New report debunks Democratic narrative that teachers are ‘underpaid’

A new Manhattan Institute report debunks the Democrats’ narrative on education.

Presidential contender Bernie Sanders has lamented the “savage” cuts to education, the “starvation wages of our teachers,” and our “crumbling schools,” while his fellow candidate Elizabeth Warren has complained that “many schools can barely afford nurses or counselors for students – and teachers dip into their own pockets for basic supplies.”

Democrats tell the public that American education is underfunded, teachers are overworked and underpaid, and our schools are decrepit. People often fall for this narrative because they have never been told otherwise. Frankly, left-wing politicians influenced by campaign donations from teachers’ unions have miseducated the public on school finance issues.

“They believe it because they’re told it, repeatedly, by Democrat politicians, teachers’ unions, and foundation-funded education advocacy organizations. There is no real constituency that has an interest in publicly countering the narrative,” Manhattan Institute Senior Fellow Max Eden told the Washington Examiner.

He said “fiscal conservatives have plenty else to object to, and few politicians are willing to devote their scarce time to trying to tell the public ‘we spend enough on your kids already!’”

As a result, the majority of Americans vastly underestimate both how much funding schools receive and how much teachers are paid. In a recent EdChoice study, 55% of respondents said the U.S. spends $5,000 or less per student.

The actual figure? An average of $11,762.

Some states, such as New York, Connecticut, and New Jersey, even exceed $18,000 per pupil. When provided with the actual per-student spending statistics, Americans are much less likely to think public school spending is too low.

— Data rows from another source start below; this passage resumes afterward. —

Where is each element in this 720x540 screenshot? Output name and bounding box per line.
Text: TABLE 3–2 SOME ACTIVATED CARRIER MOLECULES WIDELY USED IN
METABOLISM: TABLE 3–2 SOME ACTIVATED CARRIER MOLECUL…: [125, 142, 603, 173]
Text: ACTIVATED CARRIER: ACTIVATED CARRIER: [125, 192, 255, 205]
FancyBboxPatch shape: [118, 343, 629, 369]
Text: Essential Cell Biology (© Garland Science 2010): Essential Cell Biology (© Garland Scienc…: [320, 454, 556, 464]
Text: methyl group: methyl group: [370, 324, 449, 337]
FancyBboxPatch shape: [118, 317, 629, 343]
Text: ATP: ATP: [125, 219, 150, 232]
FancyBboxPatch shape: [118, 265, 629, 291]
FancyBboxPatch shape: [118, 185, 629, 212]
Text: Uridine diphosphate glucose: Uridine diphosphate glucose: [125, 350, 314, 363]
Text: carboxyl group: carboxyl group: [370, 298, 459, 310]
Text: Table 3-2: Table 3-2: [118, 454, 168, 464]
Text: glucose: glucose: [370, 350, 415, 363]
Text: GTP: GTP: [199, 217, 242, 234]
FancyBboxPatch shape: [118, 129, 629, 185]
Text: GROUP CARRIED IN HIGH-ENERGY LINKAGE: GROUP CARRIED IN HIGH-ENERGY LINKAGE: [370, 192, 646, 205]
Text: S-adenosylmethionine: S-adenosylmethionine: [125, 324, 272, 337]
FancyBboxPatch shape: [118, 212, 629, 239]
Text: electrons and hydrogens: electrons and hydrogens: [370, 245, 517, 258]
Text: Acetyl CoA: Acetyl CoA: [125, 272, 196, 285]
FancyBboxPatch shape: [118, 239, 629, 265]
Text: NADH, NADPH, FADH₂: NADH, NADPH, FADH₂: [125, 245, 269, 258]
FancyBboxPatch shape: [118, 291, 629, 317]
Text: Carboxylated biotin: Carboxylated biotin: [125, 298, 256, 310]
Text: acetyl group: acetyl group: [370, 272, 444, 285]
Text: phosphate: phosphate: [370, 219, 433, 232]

Eden points to an eminently reasonable solution:

State legislators should require every school district to annually perform and post an accounting of total spending and where it goes. School spending has risen substantially, but teacher pay has not … More transparency about finance data could potentially help teachers’ unions do the job that they should be doing.

Eden’s report notes that last year’s wave of teacher strikes threw teacher pay into the spotlight, highlighting the states — Oklahoma and West Virginia — that are compensation outliers.

The general public thinks teachers make about $18,000 less than they actually do on average. When provided with the actual figure, the percentage of those who agree with Democrats and think teachers need a raise drops from 67% to 49%.

Cold, hard facts resist the dominant political narrative, and the American people deserve to know them. Too bad the facts don’t support the Democratic narrative in the slightest.

Kate Hardiman taught high school in Chicago for two years while earning her Master of Education and is now a Juris Doctor candidate at Georgetown University Law Center.